Ces composés ont été identifiés et caractérisés grâce à une collaboration internationale qui a mené des mesures couplées : d’abord dans l’enceinte de conservation des échantillons à l’ISAS (Japon) avec l’instrument MicrOmega développé par l’IAS (France), puis dans des centres de recherche au Japon, en France (Synchrotron SOLEIL et IAS) et au Royaume-Uni, sur des grains extraits de la collection. Ces analyses ont permis d’identifier une catégorie de composés hydratés riches en ammonium, magnésium et phosphore (‘’HAMP’’) présents sous forme de grains et d’inclusions dont la taille peut aller jusqu’à plusieurs centaines de microns.
La découverte des HAMP appuie l’idée que le matériau composant Ryugu a dû s’accréter et en partie évoluer dans le Système solaire externe, loin de sa région actuelle. Surtout, une particularité essentielle de ces composés est qu’ils ont pu favoriser la libération puis la réaction d’espèces riches en phosphore et en azote lors de leur immersion dans les réservoirs d’eau terrestres primitifs. Ils auraient ainsi pu jouer un rôle essentiel dans l’évolution vers le vivant sur Terre.

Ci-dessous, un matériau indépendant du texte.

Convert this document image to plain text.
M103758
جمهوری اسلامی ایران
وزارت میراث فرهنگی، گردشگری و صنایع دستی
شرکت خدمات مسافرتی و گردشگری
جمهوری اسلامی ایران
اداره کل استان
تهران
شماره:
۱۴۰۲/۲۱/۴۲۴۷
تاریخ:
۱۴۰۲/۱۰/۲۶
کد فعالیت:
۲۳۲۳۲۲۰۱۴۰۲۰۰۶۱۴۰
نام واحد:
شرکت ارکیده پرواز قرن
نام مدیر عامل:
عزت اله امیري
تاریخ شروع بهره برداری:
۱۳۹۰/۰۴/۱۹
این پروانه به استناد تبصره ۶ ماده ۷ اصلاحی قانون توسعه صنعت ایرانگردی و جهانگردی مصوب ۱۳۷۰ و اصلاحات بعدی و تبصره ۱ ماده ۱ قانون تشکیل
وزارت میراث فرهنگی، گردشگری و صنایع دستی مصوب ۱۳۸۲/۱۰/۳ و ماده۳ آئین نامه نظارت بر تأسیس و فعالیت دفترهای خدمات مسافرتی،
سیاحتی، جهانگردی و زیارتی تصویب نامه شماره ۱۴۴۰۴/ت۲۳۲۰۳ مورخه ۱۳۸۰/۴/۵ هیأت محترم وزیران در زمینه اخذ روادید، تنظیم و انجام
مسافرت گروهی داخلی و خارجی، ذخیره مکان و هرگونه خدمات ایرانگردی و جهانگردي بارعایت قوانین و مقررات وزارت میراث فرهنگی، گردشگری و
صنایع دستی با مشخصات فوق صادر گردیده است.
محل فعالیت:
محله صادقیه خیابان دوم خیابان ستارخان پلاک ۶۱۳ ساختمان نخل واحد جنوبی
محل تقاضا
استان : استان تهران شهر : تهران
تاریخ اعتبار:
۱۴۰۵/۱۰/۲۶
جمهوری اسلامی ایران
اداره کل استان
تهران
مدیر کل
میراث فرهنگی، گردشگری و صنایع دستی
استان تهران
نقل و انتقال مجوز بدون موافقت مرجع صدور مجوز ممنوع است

(1) Les matériaux extraterrestres collectés sur Terre (météorites, micro-météorites et poussières interplanétaires) ont tous subi un certain degré d’altération ou de modification causé par leur interaction avec le milieu terrestre lors de leur entrée atmosphérique ou après, durant leur séjour plus ou moins long à la surface.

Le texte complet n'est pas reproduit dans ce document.